Open ChristinaChr opened 1 year ago
Hello @ChristinaChr, this is interesting! Would you mind sharing a simple colab notebook that can reproduce this? Thank you!
Hello @avsolatorio,
Thanks for the quick response! I am attaching here a zip with the colab notebook, which has a working example for you to be able to reproduce. There is a section in the end where you can check if new values have been generated.
Hello @avsolatorio,
There might be a bug when running tabular.fit() and tabular.sample() with device='cpu' (might also be a case in relational models, haven't tested).
I have trained a tabular model with CPU with a dataframe containing the columns in the following example.

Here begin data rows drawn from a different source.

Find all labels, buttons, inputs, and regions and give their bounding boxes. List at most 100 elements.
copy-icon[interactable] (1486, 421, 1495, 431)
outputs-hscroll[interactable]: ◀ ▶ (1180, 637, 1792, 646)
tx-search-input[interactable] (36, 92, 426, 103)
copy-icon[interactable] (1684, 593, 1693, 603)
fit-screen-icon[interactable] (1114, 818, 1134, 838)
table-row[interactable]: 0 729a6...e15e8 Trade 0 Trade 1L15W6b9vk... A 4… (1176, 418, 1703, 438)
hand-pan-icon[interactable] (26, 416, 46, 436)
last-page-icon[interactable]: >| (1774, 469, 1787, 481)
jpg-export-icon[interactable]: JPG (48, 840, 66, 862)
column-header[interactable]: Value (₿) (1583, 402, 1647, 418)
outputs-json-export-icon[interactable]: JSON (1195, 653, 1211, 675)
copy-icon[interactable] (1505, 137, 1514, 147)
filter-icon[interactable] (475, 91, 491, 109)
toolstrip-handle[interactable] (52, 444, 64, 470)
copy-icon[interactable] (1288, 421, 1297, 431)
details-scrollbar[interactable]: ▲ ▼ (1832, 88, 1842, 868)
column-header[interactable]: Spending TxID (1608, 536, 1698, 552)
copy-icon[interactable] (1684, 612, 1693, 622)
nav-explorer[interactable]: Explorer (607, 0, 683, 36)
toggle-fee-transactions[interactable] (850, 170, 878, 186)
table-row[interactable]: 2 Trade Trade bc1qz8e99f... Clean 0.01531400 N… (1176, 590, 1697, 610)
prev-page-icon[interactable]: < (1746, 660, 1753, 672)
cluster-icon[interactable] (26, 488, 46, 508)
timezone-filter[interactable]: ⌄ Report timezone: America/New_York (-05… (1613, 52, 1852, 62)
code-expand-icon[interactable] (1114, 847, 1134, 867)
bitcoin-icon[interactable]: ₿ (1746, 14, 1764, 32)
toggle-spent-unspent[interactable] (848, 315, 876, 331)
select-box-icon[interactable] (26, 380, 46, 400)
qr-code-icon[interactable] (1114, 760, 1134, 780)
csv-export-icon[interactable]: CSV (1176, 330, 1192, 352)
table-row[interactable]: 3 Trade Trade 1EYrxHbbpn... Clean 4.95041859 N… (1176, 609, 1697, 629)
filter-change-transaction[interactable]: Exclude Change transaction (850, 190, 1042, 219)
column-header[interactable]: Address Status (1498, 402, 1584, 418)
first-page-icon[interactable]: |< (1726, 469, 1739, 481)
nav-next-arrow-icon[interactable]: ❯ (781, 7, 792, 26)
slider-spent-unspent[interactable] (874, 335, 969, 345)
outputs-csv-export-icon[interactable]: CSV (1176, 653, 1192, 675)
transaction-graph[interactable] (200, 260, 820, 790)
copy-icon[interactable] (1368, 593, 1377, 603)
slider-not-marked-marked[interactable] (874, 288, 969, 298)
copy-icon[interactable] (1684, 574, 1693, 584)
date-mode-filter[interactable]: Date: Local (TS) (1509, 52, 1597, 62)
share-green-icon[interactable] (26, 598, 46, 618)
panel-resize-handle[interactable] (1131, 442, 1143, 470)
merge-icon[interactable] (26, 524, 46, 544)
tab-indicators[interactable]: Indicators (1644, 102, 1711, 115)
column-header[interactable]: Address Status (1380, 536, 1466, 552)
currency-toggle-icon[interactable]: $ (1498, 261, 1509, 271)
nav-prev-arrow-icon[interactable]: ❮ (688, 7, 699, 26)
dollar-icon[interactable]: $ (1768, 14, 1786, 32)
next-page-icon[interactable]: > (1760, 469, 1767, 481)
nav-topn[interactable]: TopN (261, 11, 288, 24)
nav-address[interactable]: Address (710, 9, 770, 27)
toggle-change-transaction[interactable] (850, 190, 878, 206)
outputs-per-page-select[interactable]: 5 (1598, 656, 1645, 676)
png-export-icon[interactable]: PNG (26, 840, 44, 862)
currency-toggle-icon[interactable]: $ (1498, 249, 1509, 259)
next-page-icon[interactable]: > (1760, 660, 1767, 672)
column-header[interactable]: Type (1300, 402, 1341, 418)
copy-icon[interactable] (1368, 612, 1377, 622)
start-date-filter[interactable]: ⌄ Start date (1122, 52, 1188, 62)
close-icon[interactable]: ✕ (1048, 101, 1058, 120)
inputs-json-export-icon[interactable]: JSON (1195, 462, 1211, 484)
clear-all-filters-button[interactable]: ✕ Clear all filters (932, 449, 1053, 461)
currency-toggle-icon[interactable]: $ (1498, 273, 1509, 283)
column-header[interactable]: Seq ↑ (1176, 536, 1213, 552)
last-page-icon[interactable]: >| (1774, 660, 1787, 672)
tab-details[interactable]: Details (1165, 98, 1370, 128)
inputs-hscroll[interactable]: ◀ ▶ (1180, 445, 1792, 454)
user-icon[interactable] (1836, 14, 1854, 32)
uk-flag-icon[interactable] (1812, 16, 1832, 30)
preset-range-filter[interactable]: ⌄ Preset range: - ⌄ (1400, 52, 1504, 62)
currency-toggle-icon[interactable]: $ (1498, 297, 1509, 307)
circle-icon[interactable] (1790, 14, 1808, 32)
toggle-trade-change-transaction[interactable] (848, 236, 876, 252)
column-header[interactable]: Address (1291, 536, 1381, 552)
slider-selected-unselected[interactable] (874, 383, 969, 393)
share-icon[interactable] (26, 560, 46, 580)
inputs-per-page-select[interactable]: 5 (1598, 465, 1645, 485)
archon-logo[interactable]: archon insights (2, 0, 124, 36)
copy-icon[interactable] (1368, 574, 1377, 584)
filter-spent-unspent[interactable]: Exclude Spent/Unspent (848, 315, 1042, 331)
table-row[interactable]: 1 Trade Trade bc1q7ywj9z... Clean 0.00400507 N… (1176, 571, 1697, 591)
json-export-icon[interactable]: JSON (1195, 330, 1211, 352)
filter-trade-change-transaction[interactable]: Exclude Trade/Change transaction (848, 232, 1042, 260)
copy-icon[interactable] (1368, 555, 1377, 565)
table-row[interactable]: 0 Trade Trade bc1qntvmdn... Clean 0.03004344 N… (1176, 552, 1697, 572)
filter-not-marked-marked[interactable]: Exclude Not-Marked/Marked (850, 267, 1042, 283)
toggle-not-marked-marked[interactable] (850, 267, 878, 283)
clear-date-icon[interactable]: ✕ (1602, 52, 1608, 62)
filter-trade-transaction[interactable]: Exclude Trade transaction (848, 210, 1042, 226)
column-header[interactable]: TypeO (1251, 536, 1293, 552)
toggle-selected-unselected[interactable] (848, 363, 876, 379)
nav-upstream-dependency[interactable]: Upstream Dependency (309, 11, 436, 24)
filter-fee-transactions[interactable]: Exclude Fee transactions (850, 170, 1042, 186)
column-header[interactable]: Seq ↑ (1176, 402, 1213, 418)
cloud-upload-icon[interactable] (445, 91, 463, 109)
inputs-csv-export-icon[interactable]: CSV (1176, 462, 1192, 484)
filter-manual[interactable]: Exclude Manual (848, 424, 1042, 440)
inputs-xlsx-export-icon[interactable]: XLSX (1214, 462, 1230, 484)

Their original data types were {integer_as_str: object[str], integer: int64, float: float64, boolean: bool, datetime: datetime64[ns], string: object[str]}.
In my case, I want to be able to generate only values that are present in the training data, indepedently of their type. In other words, I don't want to generate new values, that do not exist in training data.
In order to be able to achieve that, I have experimented with adding a letter in the beginning of each value (see transformation example below). What I was expecting was to see no new values in any of the columns. Instead, what I got were values of another data type (if we ignored a, b, etc). For example I got in datetime column a value of b_2997 (valid value but for another column!!), or I got in float column a value of e_1999-02-02 05:48:06 (again valid value but for another column!!)
Let me note here, that everything works as expected when both tabular.fit() and tabular.sample() run with device='cuda'. What do you think of this? Maybe this is a bug that happens only with CPU?